Idealismo, lirismo, literatura e filosofia social enclausurados no sentimento de vazio da pós-modernidade.

27.3.08

Em busca de luz

Chego em casa e acendo a luz. Será esta minha casa? O que um ambiente precisa ter para que o consideremos nossa casa, nosso lar? Tento transformar este lugar no meu lar, tento ligá-lo a um aconchego, descanso. Coloco meus livros na estante e a guitarra com o amplificador ao lado. Mas entro e não me sinto ali. Serei não eu? Ou será não o lugar? A luz resiste em atiçar os cones ou mesmo estes resistem em transmitir o sinal luminoso para o meu cérebro. Não vejo, não vejo apesar da luz. Será mesmo a luz, ou serão os olhos? Será o cérebro? O que será? Na parede, a memória; fotos espalhadas e desorganizadas. Organizá-las-ei algum dia? Preferirei a organização? Escreverei um ode à desorganização? A super-organização européia, descobri recentemente, não é chave do sucesso deles. Os americanos parecem desorganizados e ainda sim controlam o mundo.
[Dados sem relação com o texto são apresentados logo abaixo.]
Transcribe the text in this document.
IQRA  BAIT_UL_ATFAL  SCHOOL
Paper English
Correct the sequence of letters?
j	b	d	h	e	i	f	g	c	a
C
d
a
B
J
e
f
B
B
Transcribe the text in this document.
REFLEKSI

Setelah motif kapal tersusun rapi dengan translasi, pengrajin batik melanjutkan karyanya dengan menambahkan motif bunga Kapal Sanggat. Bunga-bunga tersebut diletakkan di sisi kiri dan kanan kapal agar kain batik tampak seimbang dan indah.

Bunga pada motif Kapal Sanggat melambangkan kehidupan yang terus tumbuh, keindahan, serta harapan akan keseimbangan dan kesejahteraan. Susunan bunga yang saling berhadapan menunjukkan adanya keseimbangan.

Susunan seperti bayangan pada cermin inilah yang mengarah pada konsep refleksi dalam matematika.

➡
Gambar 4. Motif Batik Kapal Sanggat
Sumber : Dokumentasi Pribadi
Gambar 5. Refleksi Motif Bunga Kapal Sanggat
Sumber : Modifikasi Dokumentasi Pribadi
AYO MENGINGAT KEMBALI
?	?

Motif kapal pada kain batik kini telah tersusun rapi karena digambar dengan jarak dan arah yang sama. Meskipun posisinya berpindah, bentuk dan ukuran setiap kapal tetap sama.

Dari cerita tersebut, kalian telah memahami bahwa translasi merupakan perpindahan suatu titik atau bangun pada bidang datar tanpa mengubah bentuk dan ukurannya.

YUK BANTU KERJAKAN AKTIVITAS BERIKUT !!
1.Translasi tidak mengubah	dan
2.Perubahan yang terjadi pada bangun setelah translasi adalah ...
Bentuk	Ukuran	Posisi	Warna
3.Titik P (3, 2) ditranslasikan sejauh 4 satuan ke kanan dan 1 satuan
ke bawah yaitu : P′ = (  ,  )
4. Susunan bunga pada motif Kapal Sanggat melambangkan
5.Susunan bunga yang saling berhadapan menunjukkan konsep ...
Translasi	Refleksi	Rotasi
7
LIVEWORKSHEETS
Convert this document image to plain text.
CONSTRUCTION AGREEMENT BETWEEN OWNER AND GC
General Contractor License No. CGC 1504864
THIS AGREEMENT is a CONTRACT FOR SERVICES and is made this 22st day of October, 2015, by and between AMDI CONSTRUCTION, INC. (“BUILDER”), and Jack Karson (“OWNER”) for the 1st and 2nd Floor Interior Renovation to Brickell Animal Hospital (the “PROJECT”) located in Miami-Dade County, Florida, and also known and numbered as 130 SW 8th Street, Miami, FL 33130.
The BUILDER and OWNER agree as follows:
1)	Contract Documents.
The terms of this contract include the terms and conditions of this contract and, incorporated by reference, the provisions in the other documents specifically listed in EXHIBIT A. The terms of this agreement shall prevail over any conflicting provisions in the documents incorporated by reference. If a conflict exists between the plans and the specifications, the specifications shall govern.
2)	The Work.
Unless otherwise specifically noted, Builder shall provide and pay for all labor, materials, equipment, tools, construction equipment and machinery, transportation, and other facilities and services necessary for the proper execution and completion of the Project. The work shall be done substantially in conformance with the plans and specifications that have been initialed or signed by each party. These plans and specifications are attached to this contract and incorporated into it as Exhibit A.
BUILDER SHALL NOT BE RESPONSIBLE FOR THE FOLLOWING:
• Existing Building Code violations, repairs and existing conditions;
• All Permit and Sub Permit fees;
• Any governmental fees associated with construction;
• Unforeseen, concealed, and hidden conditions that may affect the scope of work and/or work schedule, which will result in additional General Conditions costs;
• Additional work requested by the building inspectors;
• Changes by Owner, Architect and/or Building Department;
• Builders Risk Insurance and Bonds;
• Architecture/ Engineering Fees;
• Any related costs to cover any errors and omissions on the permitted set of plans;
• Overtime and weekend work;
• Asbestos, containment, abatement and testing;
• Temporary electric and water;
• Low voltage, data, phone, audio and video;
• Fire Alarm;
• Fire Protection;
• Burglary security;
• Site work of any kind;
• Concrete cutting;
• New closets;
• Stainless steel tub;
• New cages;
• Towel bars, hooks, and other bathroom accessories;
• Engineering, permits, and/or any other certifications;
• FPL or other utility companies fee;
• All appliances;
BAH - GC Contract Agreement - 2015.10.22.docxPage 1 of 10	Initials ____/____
Controlam com o capital, o dinheiro, a abertura de mercado. Será esta a chave? A liberdade? Oh, isso eu já sabia. Mas se a liberdade de mercado torna um país desenvolvido, o que fará a liberdade de pensamento? A sociedade alternativa de Raul será um lugar melhor para viver. Seria. Quero tomar banho de chapéu e questionar a democracia. Ora, a democracia deve emergir e é possível que não devamos tentar encaixar um cubo no lugar reservado a uma esfera. Não só a evolução biológica é gradualista, a evolução social também o é. Grandes transformações não acontecem da noite pro dia e não é matando um ditador que se transformará um estado em uma democracia. A guerra já se estende há anos e centenas de milhares de vidas. Será que era isso que o povo realmente queria? A democracia prega isto, certo? É uma nova colonização. Chegam os colonizadores com armas e supostas idéias. Matam os machos e estupram as fêmeas. Roubam os bens e transferem, em volumosos jatos, seus memes. É a mesma velha colonização. Nova roupagem, talvez. Apenas talvez.

Não querem saber de nós, os xenofóbicos desenvolvidos do bloco ocidental. Querem suas terras para si. Somos uma praga, querem mais é que saiamos de lá. Ora, de quem é o mundo? O mundo não é de ninguém. O mundo não é deles e não é nosso também. Rousseau estava certo, o mal da sociedade começou quando alguém cercou um pedaço de terra dizendo que era seu e algum outro idiota aceitou isso. Conseguiríamos montar uma sociedade não baseada no direito de propriedade? Que tal se cada um tivesse um tamanho máximo de terra que pudesse ter e que as outras terras fossem simplesmente dividas entre toda a população? Ora, já nos basta brigar pelos nossos amores. É muito mais digno do que brigarmos por terra, nacos de chão que não dizem nada. Somos uma espécie territorialista, afinal. Ser territorialista com o lugar que vivemos até vá lá, mas ser territorialista com um pedaço de terra nos confins do Acre que visitamos uma vez a cada década é demais. Deixemos que tomem as terras, quem precisa. Prega-se contra a guerra, mas viaja-se de primeira classe. Faz sentido? O mundo faz sentido? A consciência faz sentido? O que faz sentido? É melhor parar de pensar, ser um bom selvagem, conseguir dois acres de terra e voltar à fazenda, uma vida comunitária, pequena família e o céu estrelado. Por que não farei isso? Quem disse que não farei?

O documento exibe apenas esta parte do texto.